A New York Times Notable Book - NPR Best Book of the Year -
People magazine Top Ten Books of the Year - BookPage Best Book of
the Year - Good Housekeeping Best Book of the Year
"A sensual and perceptive novel. . . . With humor and humanity, Miller
resists the simple scorned-wife story and instead crafts a revelatory
tale of the complexities--and the absurdities--of love, infidelity, and
grief." --O, the Oprah Magazine
A brilliantly insightful novel, engrossing and haunting, about
marriage, love, family, happiness and sorrow, from New York Times
bestselling author Sue Miller.
Graham and Annie have been married for nearly thirty years. Their
seemingly effortless devotion has long been the envy of their circle of
friends and acquaintances. By all appearances, they are a golden couple.

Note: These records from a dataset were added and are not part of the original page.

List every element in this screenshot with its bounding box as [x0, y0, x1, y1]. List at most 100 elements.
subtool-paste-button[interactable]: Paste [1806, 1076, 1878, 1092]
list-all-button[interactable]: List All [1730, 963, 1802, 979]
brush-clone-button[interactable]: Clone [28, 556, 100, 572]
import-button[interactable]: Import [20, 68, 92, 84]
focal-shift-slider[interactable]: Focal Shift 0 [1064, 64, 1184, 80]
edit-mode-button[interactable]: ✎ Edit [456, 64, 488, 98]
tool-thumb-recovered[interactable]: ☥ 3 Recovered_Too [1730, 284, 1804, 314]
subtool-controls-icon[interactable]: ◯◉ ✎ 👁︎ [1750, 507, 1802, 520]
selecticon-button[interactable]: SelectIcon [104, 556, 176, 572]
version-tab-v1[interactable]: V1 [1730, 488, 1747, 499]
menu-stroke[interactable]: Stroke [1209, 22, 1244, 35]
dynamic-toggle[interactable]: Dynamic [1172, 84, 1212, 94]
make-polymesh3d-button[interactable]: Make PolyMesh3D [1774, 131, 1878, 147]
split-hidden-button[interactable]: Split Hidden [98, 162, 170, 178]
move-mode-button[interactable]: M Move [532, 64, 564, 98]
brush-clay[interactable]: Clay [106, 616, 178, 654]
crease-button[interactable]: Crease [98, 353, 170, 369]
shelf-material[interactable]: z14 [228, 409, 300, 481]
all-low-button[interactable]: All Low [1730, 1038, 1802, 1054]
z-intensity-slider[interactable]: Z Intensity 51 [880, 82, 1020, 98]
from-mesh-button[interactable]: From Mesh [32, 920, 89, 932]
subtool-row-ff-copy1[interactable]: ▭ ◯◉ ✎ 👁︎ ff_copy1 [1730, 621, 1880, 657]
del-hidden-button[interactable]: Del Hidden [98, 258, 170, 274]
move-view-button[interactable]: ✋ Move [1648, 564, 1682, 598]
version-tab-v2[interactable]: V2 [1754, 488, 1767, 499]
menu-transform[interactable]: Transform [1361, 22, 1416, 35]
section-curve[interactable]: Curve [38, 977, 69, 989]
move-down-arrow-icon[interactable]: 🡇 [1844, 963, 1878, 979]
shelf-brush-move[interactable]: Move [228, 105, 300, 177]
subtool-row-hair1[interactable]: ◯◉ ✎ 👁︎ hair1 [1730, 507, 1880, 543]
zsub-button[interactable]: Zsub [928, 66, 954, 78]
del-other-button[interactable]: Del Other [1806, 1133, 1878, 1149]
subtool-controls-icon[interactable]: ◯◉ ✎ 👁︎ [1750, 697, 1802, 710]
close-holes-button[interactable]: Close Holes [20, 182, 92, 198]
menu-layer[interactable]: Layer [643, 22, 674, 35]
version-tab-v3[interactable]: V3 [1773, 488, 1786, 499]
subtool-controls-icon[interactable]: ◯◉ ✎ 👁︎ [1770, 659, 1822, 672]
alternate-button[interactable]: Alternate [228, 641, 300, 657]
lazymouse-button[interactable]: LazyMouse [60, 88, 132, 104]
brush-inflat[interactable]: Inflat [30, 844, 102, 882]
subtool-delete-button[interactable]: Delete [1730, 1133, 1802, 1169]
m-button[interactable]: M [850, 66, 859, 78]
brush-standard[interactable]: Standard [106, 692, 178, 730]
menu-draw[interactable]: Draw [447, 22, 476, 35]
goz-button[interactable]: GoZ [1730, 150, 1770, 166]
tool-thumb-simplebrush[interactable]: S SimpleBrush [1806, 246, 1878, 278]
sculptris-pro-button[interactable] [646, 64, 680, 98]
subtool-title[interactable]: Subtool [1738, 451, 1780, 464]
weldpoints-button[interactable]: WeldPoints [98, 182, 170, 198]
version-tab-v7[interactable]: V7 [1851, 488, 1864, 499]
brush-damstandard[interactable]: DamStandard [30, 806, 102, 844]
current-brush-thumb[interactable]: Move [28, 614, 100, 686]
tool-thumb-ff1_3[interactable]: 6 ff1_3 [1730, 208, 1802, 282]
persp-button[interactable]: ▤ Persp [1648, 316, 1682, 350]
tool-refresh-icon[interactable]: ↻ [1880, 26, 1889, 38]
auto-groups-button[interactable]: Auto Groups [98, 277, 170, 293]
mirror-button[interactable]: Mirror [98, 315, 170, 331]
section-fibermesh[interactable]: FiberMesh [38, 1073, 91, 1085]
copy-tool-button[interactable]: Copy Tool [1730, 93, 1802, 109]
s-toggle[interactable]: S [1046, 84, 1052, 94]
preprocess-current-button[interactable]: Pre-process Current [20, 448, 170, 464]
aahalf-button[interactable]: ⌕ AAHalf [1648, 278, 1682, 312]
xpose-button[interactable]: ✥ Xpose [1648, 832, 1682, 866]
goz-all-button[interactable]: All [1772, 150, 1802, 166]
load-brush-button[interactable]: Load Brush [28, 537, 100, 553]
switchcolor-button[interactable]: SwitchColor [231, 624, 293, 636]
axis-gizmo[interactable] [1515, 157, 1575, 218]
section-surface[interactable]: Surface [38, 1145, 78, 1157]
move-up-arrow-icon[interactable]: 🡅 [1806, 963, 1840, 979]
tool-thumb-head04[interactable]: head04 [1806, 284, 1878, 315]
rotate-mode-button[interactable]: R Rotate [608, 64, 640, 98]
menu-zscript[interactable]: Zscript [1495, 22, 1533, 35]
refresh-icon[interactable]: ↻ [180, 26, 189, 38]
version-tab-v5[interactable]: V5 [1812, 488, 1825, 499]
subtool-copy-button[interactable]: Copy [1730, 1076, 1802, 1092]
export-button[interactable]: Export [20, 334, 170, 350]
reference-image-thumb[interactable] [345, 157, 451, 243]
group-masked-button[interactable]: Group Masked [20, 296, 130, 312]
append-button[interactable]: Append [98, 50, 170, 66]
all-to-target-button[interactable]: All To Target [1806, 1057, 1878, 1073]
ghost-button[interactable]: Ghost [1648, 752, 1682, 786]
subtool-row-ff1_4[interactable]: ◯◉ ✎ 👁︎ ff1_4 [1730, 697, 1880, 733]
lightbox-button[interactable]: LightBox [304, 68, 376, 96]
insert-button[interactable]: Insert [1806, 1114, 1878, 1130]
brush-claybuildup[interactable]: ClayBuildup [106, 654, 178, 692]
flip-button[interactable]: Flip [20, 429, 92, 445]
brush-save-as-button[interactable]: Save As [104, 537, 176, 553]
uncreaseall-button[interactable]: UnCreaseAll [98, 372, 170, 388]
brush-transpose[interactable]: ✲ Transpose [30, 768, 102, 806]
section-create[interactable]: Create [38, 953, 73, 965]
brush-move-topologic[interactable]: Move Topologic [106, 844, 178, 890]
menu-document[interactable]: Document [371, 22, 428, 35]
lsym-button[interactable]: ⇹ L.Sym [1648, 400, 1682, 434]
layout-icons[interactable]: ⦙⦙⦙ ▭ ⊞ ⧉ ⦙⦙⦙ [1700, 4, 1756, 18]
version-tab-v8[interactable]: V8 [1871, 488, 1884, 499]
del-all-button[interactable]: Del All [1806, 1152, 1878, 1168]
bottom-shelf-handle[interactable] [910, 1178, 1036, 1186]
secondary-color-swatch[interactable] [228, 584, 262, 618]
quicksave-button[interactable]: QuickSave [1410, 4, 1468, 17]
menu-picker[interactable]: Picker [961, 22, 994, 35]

Graham is a bookseller, a big, gregarious man with large
appetites--curious, eager to please, a lover of life, and the convivial
host of frequent, lively parties at his and Annie's comfortable house in
Cambridge. Annie, more reserved and introspective, is a photographer.
She is about to have her first gallery show after a six-year lull and is
worried that the best years of her career may be behind her. They have
two adult children; Lucas, Graham's son with his first wife, Frieda,
works in New York. Annie and Graham's daughter, Sarah, lives in San
Francisco. Though Frieda is an integral part of this far-flung, loving
family, Annie feels confident in the knowledge that she is Graham's last
and greatest love.
When Graham suddenly dies--this man whose enormous presence has seemed
to dominate their lives together--Annie is lost. What is the point of
going on, she wonders, without him?
Then, while she is still mourning Graham intensely, she discovers a
ruinous secret, one that will spiral her into darkness and force her to
question whether she ever truly knew the man who loved her.